1.14.2 Stappenplan JGZ

  • 1. De JGZ signaleert een risico op achterstand in de (spraak- taal) ontwikkeling van het kind.

    • o

      De signalering begint al bij het Zuigelingenhuisbezoek, bij de registratie van de opleiding en spreektaal van de ouder(s)/verzorger(s).

    • o

      Bij het contactmoment van 18 maanden wordt voor het eerst vastgesteld of de peuter aan de indiceringscriteria VVE voldoet.

    • o

      Mocht er bij 18 maanden nog geen verwijzing zijn afgegeven dan wordt hier ook bij 24 maanden nog naar gekeken.

  • 2. Registratie doelgroep VVE in JGZ-dossier.

  • 3. Ouder(s) informeren over de opvangorganisaties die VVE aanbieden.

  • 4. Eventuele informatie wordt meegegeven. Dit kan een brochure van de organisatie met algemene informatie over VVE zijn.

  • 5. JGZ vraagt toestemming aan ouder(s) om verwijsbrief en bijpassende gegevens uit te wisselen met de VVE-voorziening (indien deze bekend is)

  • 6. Bij het verkrijgen van toestemming verstrekt de JGZ de verwijzing van het betreffende kind aan de VVE-voorziening4 .

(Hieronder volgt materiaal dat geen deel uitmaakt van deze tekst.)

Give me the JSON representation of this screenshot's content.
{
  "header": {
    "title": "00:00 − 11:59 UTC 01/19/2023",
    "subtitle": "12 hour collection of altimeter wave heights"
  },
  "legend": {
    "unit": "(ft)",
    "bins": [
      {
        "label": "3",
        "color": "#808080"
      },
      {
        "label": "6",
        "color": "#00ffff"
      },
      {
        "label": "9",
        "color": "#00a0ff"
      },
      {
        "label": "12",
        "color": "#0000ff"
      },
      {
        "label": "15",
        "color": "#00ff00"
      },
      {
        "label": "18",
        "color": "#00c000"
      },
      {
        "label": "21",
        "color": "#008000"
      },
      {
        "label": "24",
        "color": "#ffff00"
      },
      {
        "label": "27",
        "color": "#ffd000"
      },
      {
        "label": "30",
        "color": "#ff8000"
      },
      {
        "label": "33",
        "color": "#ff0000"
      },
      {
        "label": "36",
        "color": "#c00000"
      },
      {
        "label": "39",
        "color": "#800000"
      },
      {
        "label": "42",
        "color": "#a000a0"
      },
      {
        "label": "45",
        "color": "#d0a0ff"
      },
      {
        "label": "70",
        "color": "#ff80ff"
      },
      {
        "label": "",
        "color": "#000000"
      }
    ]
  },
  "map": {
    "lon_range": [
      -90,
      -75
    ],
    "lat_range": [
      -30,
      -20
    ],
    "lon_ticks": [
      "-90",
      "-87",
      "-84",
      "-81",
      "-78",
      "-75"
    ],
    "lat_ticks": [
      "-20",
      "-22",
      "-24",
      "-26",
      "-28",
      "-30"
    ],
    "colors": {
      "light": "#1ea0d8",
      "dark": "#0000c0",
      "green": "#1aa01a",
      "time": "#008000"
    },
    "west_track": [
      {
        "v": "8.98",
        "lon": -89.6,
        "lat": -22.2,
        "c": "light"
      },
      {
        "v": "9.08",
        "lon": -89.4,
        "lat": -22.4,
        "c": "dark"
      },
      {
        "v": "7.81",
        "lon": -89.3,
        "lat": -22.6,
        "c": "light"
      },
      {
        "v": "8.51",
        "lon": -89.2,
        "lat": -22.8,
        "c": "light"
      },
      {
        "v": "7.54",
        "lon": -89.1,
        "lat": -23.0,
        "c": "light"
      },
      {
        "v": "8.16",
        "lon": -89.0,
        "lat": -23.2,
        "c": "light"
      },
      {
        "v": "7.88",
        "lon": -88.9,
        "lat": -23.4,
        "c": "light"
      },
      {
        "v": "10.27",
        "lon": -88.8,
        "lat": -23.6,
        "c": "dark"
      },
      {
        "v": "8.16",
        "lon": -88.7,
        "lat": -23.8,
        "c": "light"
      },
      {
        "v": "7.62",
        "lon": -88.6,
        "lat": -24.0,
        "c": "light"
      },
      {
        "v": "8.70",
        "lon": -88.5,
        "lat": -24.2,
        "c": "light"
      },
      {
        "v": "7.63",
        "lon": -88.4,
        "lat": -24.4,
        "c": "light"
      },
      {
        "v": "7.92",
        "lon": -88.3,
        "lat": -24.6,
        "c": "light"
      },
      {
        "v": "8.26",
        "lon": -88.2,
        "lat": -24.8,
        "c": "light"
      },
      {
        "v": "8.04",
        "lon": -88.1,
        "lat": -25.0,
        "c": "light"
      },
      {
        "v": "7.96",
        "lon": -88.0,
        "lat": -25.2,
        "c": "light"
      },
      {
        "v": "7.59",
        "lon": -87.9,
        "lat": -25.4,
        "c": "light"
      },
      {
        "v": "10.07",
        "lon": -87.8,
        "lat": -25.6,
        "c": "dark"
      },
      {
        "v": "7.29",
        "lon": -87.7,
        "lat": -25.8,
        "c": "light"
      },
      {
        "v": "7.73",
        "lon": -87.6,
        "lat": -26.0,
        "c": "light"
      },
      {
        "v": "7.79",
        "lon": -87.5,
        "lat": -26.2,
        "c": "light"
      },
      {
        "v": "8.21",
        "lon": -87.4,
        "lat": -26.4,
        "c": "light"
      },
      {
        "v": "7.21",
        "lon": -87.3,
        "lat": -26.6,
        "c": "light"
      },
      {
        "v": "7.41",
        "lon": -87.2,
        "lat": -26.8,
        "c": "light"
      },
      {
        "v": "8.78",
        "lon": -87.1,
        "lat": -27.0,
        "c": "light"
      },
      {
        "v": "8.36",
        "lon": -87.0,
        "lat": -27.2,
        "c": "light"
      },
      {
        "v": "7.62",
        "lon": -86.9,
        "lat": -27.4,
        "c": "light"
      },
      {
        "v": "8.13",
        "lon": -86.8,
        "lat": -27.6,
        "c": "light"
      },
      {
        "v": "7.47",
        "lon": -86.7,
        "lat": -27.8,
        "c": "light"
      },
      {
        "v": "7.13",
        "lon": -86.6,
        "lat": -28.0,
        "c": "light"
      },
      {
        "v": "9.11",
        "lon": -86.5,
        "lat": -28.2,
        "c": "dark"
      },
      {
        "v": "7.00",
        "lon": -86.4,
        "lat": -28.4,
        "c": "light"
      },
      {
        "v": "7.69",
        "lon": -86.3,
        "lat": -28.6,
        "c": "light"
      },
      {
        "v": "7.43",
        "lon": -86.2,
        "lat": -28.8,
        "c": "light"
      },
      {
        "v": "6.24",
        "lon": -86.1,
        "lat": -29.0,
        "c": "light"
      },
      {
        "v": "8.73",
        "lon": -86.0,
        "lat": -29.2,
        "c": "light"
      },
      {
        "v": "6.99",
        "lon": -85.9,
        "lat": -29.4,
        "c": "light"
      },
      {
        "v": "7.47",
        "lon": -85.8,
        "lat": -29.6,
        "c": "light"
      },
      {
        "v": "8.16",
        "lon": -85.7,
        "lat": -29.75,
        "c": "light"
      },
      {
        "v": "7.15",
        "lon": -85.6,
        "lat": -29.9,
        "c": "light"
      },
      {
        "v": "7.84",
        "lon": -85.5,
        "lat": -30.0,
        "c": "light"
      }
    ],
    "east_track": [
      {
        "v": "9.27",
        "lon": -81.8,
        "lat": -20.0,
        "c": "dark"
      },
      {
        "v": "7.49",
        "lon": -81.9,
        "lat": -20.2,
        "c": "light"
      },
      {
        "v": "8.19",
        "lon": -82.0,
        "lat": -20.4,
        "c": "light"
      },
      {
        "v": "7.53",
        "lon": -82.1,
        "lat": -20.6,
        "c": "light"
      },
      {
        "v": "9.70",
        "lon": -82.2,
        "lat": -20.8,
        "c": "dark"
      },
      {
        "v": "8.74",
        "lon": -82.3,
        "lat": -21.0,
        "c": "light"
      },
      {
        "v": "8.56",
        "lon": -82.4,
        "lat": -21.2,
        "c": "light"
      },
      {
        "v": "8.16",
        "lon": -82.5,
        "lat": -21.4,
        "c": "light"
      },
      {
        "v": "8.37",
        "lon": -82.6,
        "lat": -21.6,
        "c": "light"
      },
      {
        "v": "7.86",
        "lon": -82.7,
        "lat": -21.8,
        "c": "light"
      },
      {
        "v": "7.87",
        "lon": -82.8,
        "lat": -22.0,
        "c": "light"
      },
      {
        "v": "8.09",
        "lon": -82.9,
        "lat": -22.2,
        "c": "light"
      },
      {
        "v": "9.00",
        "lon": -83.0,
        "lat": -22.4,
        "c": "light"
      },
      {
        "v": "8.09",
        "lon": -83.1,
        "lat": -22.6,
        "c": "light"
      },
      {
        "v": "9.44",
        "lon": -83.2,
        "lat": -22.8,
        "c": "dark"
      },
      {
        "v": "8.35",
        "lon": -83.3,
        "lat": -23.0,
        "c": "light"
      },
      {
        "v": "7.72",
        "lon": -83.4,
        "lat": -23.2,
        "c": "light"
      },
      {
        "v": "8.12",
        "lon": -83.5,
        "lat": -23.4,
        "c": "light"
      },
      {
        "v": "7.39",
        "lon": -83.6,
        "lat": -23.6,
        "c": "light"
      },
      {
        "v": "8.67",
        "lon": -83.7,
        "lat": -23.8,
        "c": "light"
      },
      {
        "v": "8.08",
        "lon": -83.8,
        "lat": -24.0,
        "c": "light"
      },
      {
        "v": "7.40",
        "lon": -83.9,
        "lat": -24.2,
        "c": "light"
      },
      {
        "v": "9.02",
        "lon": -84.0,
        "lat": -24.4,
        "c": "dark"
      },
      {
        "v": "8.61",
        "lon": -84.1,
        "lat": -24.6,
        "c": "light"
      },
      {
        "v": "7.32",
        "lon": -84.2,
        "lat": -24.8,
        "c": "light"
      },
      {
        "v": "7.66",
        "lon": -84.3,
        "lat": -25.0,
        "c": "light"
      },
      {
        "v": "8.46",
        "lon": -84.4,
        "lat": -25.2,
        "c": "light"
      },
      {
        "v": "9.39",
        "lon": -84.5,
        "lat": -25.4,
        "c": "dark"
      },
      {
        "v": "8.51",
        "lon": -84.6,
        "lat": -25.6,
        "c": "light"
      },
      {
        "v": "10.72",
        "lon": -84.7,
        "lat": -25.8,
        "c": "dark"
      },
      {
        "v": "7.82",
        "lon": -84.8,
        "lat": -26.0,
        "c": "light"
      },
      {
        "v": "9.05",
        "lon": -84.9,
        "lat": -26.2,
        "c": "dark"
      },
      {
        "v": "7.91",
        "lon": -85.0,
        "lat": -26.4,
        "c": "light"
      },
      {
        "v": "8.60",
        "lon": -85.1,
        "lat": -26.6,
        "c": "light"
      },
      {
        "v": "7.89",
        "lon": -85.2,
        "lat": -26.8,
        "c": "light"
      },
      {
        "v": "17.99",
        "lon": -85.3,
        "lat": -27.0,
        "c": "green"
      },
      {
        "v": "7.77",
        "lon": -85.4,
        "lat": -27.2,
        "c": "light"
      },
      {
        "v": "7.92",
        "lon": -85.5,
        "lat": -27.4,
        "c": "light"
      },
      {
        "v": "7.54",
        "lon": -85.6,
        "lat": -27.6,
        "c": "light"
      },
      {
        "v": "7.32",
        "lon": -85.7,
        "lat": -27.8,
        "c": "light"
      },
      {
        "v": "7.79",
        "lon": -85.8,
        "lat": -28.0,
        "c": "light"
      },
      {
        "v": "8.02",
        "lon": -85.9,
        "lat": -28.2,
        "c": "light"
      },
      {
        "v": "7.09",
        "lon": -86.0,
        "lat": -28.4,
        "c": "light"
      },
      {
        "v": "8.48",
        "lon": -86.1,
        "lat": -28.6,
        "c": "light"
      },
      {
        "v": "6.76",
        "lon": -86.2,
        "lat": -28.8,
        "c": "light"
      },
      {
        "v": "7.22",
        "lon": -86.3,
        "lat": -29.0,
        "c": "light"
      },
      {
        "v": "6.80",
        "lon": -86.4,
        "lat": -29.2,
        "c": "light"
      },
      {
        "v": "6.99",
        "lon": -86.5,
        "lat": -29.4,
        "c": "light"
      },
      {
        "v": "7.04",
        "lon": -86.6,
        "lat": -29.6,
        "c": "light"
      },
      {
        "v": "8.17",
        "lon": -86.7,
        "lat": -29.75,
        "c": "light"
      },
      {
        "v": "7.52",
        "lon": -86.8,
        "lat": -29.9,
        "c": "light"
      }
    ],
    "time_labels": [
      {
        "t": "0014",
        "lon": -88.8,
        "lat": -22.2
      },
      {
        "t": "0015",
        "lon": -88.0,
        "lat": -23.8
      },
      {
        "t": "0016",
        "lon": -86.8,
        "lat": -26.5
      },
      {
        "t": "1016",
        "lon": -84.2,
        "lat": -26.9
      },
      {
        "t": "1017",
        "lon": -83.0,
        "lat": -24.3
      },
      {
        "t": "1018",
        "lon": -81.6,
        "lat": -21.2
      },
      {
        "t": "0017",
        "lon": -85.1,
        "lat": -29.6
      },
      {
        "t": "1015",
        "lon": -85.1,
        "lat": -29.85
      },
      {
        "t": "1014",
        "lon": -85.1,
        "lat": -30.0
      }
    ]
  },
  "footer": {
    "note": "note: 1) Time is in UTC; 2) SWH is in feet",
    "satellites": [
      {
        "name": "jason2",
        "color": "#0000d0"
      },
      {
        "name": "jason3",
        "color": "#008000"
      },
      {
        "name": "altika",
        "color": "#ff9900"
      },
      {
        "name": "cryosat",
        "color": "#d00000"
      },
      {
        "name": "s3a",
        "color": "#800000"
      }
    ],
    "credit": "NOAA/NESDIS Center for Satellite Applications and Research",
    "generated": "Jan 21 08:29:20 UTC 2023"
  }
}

  • 7. De VVE-voorziening bespreekt met ouders:

    • o

      Aantal dagdelen en uren per plaatsing

    • o

      Financiële consequenties

  • 8. De brief wordt digitaal verstuurd naar de JGZ-medewerker die het kind heeft doorgestuurd. Naam en emailadres staan op de verwijsbrief. Medewerker JGZ verwerkt de plaatsing in het digitaal dossier van JGZ.

  • 9. JGZ controleert zes tot acht weken na afgifte van de verwijsbrief of het kind daadwerkelijk is aangemeld bij de VVE-voorziening.

  • 10. Wanneer de ouder zich niet heeft ingeschreven worden ouders gebeld.

  • 11. Opnieuw na zes weken controle of ouders zich ingeschreven hebben.

  • 12. Indien plaatsing/inschrijving VVE-voorziening (nog steeds) niet heeft plaatsgevonden wordt contact opgenomen met ouder om het belang hiervan te benadrukken en een plaatsing van het kind alsnog te realiseren.

Ondertekening


Noot
1

VSO, MBO 1 en Praktijkonderwijs

Noot
2

De ouder/verzorger spreekt weinig met het kind tijdens allerlei activiteiten in het dagelijks leven (hij/zij benoemt bijvoorbeeld niet wat hij/zij doet, ziet of hoort). De ouder/verzorger leest het kind weinig voor uit lees- of kijkboek. De ouder/verzorger doet weinig (woord)spelletjes met het kind. Dit kan afhankelijk zijn per achtergrond. De JGZ kan bij twijfel de opvang bevragen.

Noot
3

Denk aan (duurzame) armoede, achterstandswijk, isolement (gezin/kind), alcohol- of drugsgebruik, onvoldoende opvoedingscompetentie ouder(s), één ouder gezin, medische omstandigheden of (chronische) ziekte, psychiatrische of psychologische problematiek, relatie/gezinsproblematiek. Deze criteria zijn op zichzelf staand niet altijd reden tot verwijzing en er wordt dan ook door de professional gecontroleerd op een combinatie van factoren. Als het de enige factor is moet er wel iets mee gedaan worden. Contact tussen JGZ en maatschappelijk team is dus erg belangrijk!

Noot
4

Indien ouder geen toestemming verleent, wordt de verwijsbrief aan ouders meegegeven met de vraag deze in te leveren bij de VVE-voorziening.